O wizycie biskupa w Brańszczyku i Długosiodle,
…o wrażeniach pewnego wojażera z rajdu po naszej okolicy, a także siejąca śmierć kłonica i straszna kronika wypadków.
Czytelnicy czekają z pewnością ze zniecierpliwieniem, aby móc dalej peregrynować po okolicznych parafiach wraz z biskupem płockim Michałem Nowodworskim. Następnym po Porębie przystankiem hierarchy był Brańszczyk, do którego przybył 2 października 1894 r. Już wielokrotnie zamieszczaliśmy archiwalne materiały prasowe o tamtejszym kościele, a dzisiaj kolejna porcja cennych informacji. Po opuszczeniu tej sympatycznej nadbużańskiej miejscowości towarzyszymy pasterzowi płockiej diecezji w podróży do Długosiodła. Przy okazji odkryliśmy, że miejscowość ta odległa jest od Broku o mniej niż 30 kilometrów, toteż niniejszym uroczyście ogłaszamy, że włączamy ją w skład brokowskiego wszechświata.

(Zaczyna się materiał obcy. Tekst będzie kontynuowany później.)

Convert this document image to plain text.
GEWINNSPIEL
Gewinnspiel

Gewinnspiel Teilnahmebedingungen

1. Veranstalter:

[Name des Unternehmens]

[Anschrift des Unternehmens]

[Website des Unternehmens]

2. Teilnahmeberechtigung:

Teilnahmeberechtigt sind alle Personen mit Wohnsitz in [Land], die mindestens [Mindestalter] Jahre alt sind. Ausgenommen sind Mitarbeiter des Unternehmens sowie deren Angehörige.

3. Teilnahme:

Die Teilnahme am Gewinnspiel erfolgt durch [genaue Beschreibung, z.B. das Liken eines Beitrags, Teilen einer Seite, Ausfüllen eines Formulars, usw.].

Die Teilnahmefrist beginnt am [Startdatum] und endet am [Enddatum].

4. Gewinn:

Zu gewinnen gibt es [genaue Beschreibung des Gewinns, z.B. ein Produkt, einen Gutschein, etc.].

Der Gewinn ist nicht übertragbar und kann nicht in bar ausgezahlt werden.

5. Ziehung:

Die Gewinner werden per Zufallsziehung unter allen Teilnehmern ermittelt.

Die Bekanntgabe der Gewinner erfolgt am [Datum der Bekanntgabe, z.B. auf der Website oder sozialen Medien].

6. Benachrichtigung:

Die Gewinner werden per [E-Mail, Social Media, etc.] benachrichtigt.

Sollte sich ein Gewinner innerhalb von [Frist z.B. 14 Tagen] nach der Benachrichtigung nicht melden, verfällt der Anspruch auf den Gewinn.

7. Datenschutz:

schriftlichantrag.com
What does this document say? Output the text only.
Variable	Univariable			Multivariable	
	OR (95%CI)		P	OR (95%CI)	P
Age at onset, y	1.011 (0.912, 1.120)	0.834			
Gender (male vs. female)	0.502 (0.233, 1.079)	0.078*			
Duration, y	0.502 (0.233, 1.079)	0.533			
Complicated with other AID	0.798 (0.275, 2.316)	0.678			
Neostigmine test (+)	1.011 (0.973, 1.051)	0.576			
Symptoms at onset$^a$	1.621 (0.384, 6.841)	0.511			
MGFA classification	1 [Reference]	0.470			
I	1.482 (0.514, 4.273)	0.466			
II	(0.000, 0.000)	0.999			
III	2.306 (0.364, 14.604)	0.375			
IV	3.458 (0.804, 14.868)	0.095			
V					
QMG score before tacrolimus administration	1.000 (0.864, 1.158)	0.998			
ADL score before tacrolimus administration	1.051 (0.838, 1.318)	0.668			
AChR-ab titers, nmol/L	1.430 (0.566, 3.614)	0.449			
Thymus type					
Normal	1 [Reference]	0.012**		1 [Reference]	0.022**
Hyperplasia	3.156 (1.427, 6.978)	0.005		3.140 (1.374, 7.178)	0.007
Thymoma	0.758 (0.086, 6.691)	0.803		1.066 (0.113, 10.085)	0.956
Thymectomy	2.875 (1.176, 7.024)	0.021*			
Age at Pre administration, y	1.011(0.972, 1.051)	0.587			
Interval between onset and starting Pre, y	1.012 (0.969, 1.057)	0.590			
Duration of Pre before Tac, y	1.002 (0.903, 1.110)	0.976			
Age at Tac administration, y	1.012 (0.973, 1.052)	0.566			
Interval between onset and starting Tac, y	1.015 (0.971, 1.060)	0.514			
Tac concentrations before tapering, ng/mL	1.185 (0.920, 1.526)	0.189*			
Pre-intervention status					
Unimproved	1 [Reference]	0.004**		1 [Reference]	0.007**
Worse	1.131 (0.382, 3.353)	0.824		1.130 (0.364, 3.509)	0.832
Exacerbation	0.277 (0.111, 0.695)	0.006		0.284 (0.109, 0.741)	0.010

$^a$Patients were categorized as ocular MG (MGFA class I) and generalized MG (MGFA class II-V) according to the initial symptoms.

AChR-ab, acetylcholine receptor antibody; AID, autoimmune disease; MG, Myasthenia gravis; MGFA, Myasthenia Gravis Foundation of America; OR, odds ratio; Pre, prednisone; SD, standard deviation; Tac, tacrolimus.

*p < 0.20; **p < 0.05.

Cieszy to nas, tym bardziej, że w parafii Długosiodło zachowały się księgi metrykalne jeszcze z roku 1634 i już w tych najstarszych odnajdujemy mieszkanki i mieszkańców Broku, którzy w Długosiodle odnajdowali swą drugą połówkę, a także świadkowali i bywali rodzicami chrzestnymi. Był pośród nich niejaki Stanisław Rybka z Broku, więc niewykluczone, że to właśnie od niego nazwę swą wziął prastary brokowski lokal gastronomiczny Bar pod Rybką, ale aby ten fakt niezbicie potwierdzić, należałoby przeprowadzić mozolne archiwalne kwerendy i żmudne prace wykopaliskowe.